There is some evidence to suggest that forms of the term existed in medieval literature. In Robert Henryson's Fable Collection (late 15th century), in the fable of the Two Mice, the thieving mice are referred to on more than one occasion as 'pykeris':
'And in the samin thay went, but mair abaid, Withoutin fyre or candill birnand bricht For commonly sic pykeris luffis not lycht.'
The term is strongly associated with itinerant life and constant travel: pikey is directly derived from pike which, c. 1520, meant to "go away from, to go on" and related to the words turnpike (toll-road) and pike-man (toll-collector).
Charles Dickens in 1837 writes disparagingly of itinerant pike-keepers.
The Oxford English Dictionary traced the earliest use of "pikey" to The Times in August 1838, which referred to strangers who had come to the Isle of Sheppey as "pikey-men". In 1847, J. O. Halliwell in his Dictionary of Archaic and Provincial Words recorded the use of "pikey" to mean a gypsy. In 1887, W. D. Parish and W. F. Shaw in the Dictionary of Kentish Dialect recorded the use of the word to mean "a turnpike traveller; a vagabond; and so generally a low fellow".
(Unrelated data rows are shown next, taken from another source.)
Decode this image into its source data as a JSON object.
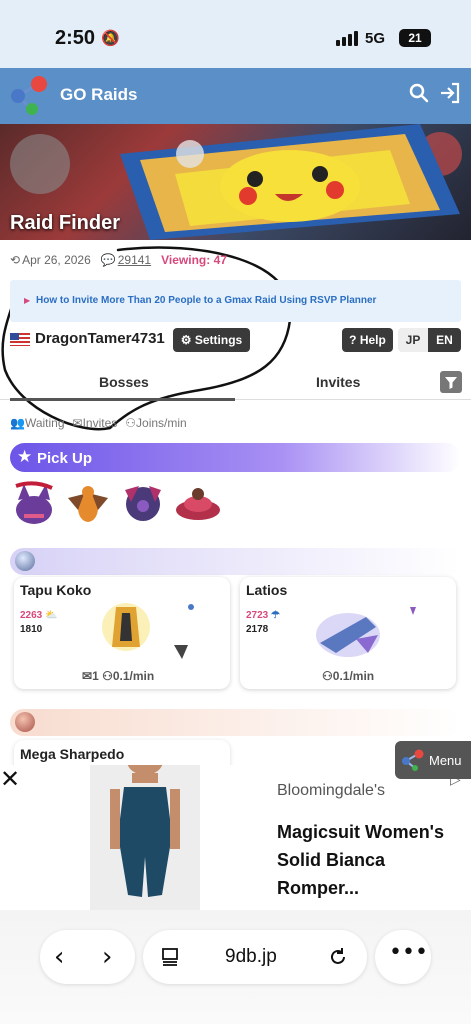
{
  "status": {
    "time": "2:50",
    "network": "5G",
    "battery": "21"
  },
  "header": {
    "title": "GO Raids"
  },
  "banner": {
    "title": "Raid Finder"
  },
  "meta": {
    "date": "Apr 26, 2026",
    "comments": "29141",
    "viewing": "Viewing: 47"
  },
  "notice": {
    "text": "How to Invite More Than 20 People to a Gmax Raid Using RSVP Planner"
  },
  "user": {
    "name": "DragonTamer4731",
    "settings_label": "Settings",
    "help_label": "Help",
    "lang_jp": "JP",
    "lang_en": "EN"
  },
  "tabs": [
    {
      "label": "Bosses"
    },
    {
      "label": "Invites"
    }
  ],
  "legend": {
    "waiting": "Waiting",
    "invites": "Invites",
    "joins": "Joins/min"
  },
  "pickup": {
    "label": "Pick Up"
  },
  "bosses": [
    {
      "name": "Tapu Koko",
      "cp_high": "2263",
      "cp_low": "1810",
      "invites": "1",
      "joins": "0.1/min"
    },
    {
      "name": "Latios",
      "cp_high": "2723",
      "cp_low": "2178",
      "joins": "0.1/min"
    },
    {
      "name": "Mega Sharpedo"
    }
  ],
  "ad": {
    "brand": "Bloomingdale's",
    "headline": "Magicsuit Women's Solid Bianca Romper..."
  },
  "menu": {
    "label": "Menu"
  },
  "browser": {
    "url": "9db.jp"
  },
  "colors": {
    "header": "#5b8fc7",
    "pickup": "#6c55e8",
    "viewing": "#d6497d",
    "link": "#2b6ec2"
  }
}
Its Kentish usage became more widespread, as it was also used to include all of the travelling groups who came to the county as "pickers" in the summertime of fruit and hops.
Thomas Acton's Gypsy Politics and Social Change notes John Camden Hotten's Slang Dictionary (1887) as similarly stating:
Hotten's dictionary of slang gives pike at as go away and Pikey as a tramp or a Gypsy. He continues a pikey-cart is, in various parts of the country, one of those habitable vehicles suggestive of country life. Possibly the term has some reference to those who continually use the pike or turnpike road.